Margaret O’Reilly-Allen and Zaher Z. Zantout, Rider University

 

Common stock prices increase significantly when firms announce the formation of U.S. domestic cooperative ventures. McConnell and Nantell (1985) document a statistically significant two-day announcement period average excess return of 0.73 percent in a sample of 136 U.S. domestic joint ventures over the period 1972 through 1979. However, this study does not address the issue of whether the reported gains to shareholders originate in cost-side effects (i.e., efficiency gains) or in revenue-side effects (i.e., increased market power). Through cooperative ventures, firms can spread the risks associated with investments, secure access to necessary complementary skills or assets, and achieve scale and scope economies in research, production and distribution, all of which are desirable cost efficiencies. However, joint ventures can also be means for firms to coordinate their production rates, reduce the industry output, and raise prices, which is not welfare-improving.

 

A review of the theoretical studies on the welfare implications of allowing rival firms to cooperate in the production stage indicates that the issue is controversial. Jorde and Teece (1990) support the National Cooperative Production Amendments of 1990 which relaxed the antitrust treatment of production joint ventures. They argue that innovative firms confront significant challenges in capturing value from new technology, even when it meets a significant market need. In order to translate success in research and development into financial success in today’s increasingly global markets, innovative firms must be able to quickly enter into bilateral and multilateral cooperative agreements in order to have access to the complementary assets that they need.

 

However, Brodley (1990) and Shapiro and Willig (1990) do not advocate sweeping changes in antitrust law and enforcement policy with respect to production joint ventures. They argue that there is no evidence that the strict U.S. antitrust policies stifled innovation by American firms or hindered them from competing abroad, which are the reasons given for the enactment of the National Cooperative Production Amendments of 1990. They further argue that there are far more fundamental issues that impede U.S. competitiveness, such as the low U.S. savings rate, the high cost of capital, the technological weaknesses, the neglect of human resources, to mention a few. Given the anticompetitive risks that these undertakings entail, Brodley (1990) and Shapiro and Willig (1990) consider the changes in antitrust policies regarding production joint ventures unnecessary.

 

Kogut (1988) reviews the empirical evidence regarding the motivations of joint ventures and concludes that it is mixed. He also notes correctly that the results of previous studies must be taken as preliminary and that future work should specify more rigorous tests.

 

This paper uses capital market data and industry-specific characteristics in order to answer the question, are cooperative research and/or production ventures between U.S. rival firms motivated by cost-efficiency or market power considerations ? The results are intended to assess the welfare implications of the National Cooperative Research Act of 1984 and the National Cooperative Production Amendments of 1990, which relaxed the antitrust treatment of cooperative ventures.

 

Evidence on the motivations of U.S. cooperative ventures can be obtained through a cross-sectional analysis of abnormal returns for the venturing firms.
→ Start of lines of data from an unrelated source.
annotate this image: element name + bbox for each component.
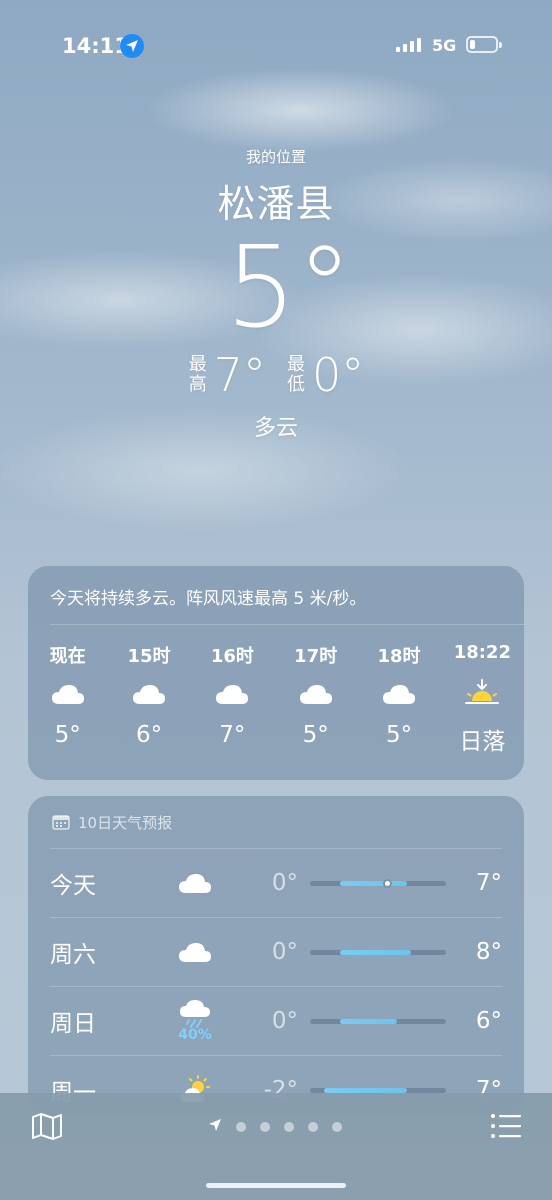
cloud-icon xyxy=(160,871,230,895)
battery-icon xyxy=(466,36,502,53)
high-label: 最高 xyxy=(188,354,207,395)
hour-temp: 日落 xyxy=(459,729,506,755)
page-dot[interactable] xyxy=(332,1121,342,1132)
daily-forecast-title: 10日天气预报 xyxy=(78,813,173,832)
cloud-icon xyxy=(274,666,357,722)
map-icon[interactable] xyxy=(30,1111,64,1145)
day-label: 周日 xyxy=(50,1011,96,1037)
hour-label: 18时 xyxy=(377,646,421,667)
hourly-list[interactable]: 现在 5° 15时 6° 16时 7° 17时 5° 18时 5° 18:22 日落 xyxy=(28,642,524,756)
current-temperature: 5° xyxy=(225,223,353,353)
home-indicator[interactable] xyxy=(206,1183,346,1188)
hour-temp: 5° xyxy=(54,722,81,748)
precip-chance: 40% xyxy=(178,1027,212,1043)
current-temp-dot xyxy=(383,878,393,888)
cloud-icon xyxy=(191,666,274,722)
temp-range-fill xyxy=(323,1087,407,1093)
hour-item: 17时 5° xyxy=(274,642,357,756)
cloud-icon xyxy=(160,940,230,964)
hour-item: 18:22 日落 xyxy=(441,642,524,756)
low-label: 最低 xyxy=(287,354,305,395)
cloud-icon xyxy=(107,666,190,722)
cloud-icon xyxy=(28,666,107,722)
city-name: 松潘县 xyxy=(217,182,335,226)
daily-row[interactable]: 周六 0° 8° xyxy=(50,917,502,986)
temp-range-bar xyxy=(310,1087,446,1093)
high-temp: 7° xyxy=(475,870,502,896)
temp-range-bar xyxy=(310,878,446,888)
sunset-icon xyxy=(441,666,524,722)
hour-label: 18:22 xyxy=(453,642,511,663)
status-time: 14:11 xyxy=(62,34,129,58)
temp-range-fill xyxy=(339,880,407,886)
location-arrow-icon xyxy=(208,1117,222,1136)
low-temp: 0° xyxy=(271,939,298,965)
hour-temp: 6° xyxy=(135,722,163,748)
page-dot[interactable] xyxy=(236,1121,246,1132)
low-temp: 0° xyxy=(271,870,298,896)
status-bar: 14:11 5G xyxy=(0,0,552,90)
daily-forecast-card[interactable]: 10日天气预报 今天0°7°周六0°8°周日40%0°6°周一-2°7° xyxy=(28,796,524,1116)
day-label: 周六 xyxy=(50,942,96,968)
hour-temp: 5° xyxy=(385,722,413,748)
high-temp: 7° xyxy=(213,348,266,402)
temp-range-bar xyxy=(310,1018,446,1024)
high-temp: 8° xyxy=(475,939,502,965)
hour-label: 17时 xyxy=(294,646,338,667)
hour-temp: 5° xyxy=(302,722,329,748)
low-temp: 0° xyxy=(271,1008,298,1034)
page-dot[interactable] xyxy=(260,1121,270,1132)
page-indicator[interactable] xyxy=(208,1117,342,1136)
condition-text: 多云 xyxy=(253,416,298,441)
hour-label: 15时 xyxy=(127,646,171,667)
temp-range-fill xyxy=(339,949,411,955)
temp-range-fill xyxy=(339,1018,398,1024)
daily-list: 今天0°7°周六0°8°周日40%0°6°周一-2°7° xyxy=(50,848,502,1116)
low-temp: 0° xyxy=(312,348,365,402)
list-icon[interactable] xyxy=(490,1113,522,1143)
calendar-icon xyxy=(52,814,70,830)
hour-item: 现在 5° xyxy=(28,642,107,756)
daily-row[interactable]: 周日 40% 0° 6° xyxy=(50,986,502,1055)
current-weather-header: 我的位置 松潘县 5° 最高 7° 最低 0° 多云 xyxy=(0,146,552,442)
hour-item: 18时 5° xyxy=(357,642,440,756)
hour-label: 现在 xyxy=(49,646,86,667)
network-type: 5G xyxy=(432,36,457,55)
my-location-label: 我的位置 xyxy=(245,148,306,166)
cloud-icon xyxy=(357,666,440,722)
forecast-summary: 今天将持续多云。阵风风速最高 5 米/秒。 xyxy=(50,589,367,609)
page-dot[interactable] xyxy=(284,1121,294,1132)
bottom-toolbar xyxy=(0,1093,552,1200)
day-label: 今天 xyxy=(50,873,96,899)
temp-range-bar xyxy=(310,949,446,955)
hour-label: 16时 xyxy=(210,646,254,667)
rain-cloud-icon: 40% xyxy=(160,999,230,1043)
divider xyxy=(50,624,524,625)
hourly-forecast-card[interactable]: 今天将持续多云。阵风风速最高 5 米/秒。 现在 5° 15时 6° 16时 7° 17时 5… xyxy=(28,566,524,780)
high-low-temps: 最高 7° 最低 0° xyxy=(0,348,552,402)
daily-forecast-header: 10日天气预报 xyxy=(28,796,524,848)
signal-icon xyxy=(396,38,421,52)
hour-item: 16时 7° xyxy=(191,642,274,756)
high-temp: 6° xyxy=(475,1008,502,1034)
location-arrow-icon xyxy=(120,34,144,58)
hour-item: 15时 6° xyxy=(107,642,190,756)
hour-temp: 7° xyxy=(219,722,246,748)
daily-row[interactable]: 今天 0° 7° xyxy=(50,848,502,917)
page-dot[interactable] xyxy=(308,1121,318,1132)
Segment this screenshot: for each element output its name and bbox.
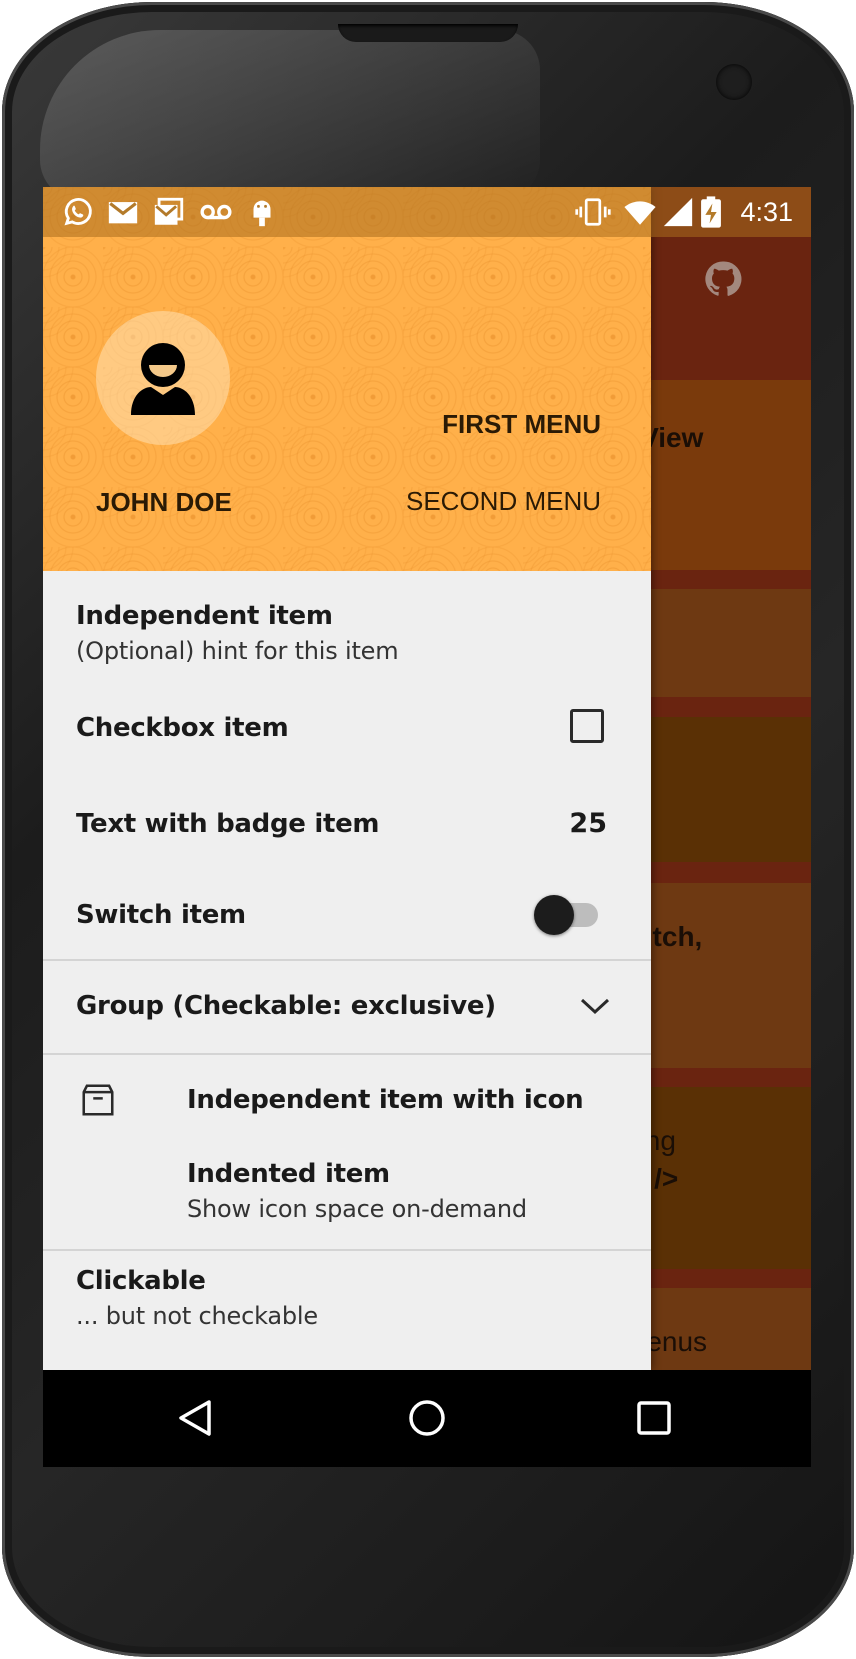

Under the market concentration doctrine, a cooperative venture between two rival firms is more likely to have anti-competitive effects the higher is the pre-venture level of industry concentration. Therefore, if cooperative ventures are motivated by a collusive behavior, the gains to the venturing firms must be larger in concentrated industries than in fragmented industries. The failure to find such cross-sectional differences supports the cost efficiency perspective.

 

Using samples of 110 cooperative research and development and 303 production ventures announced in the period 1979-1999, this paper finds that gains are not related to concentration ratios. These results indicate that cooperative ventures between rival firms in U.S. industries are due to efficiency and not market power considerations.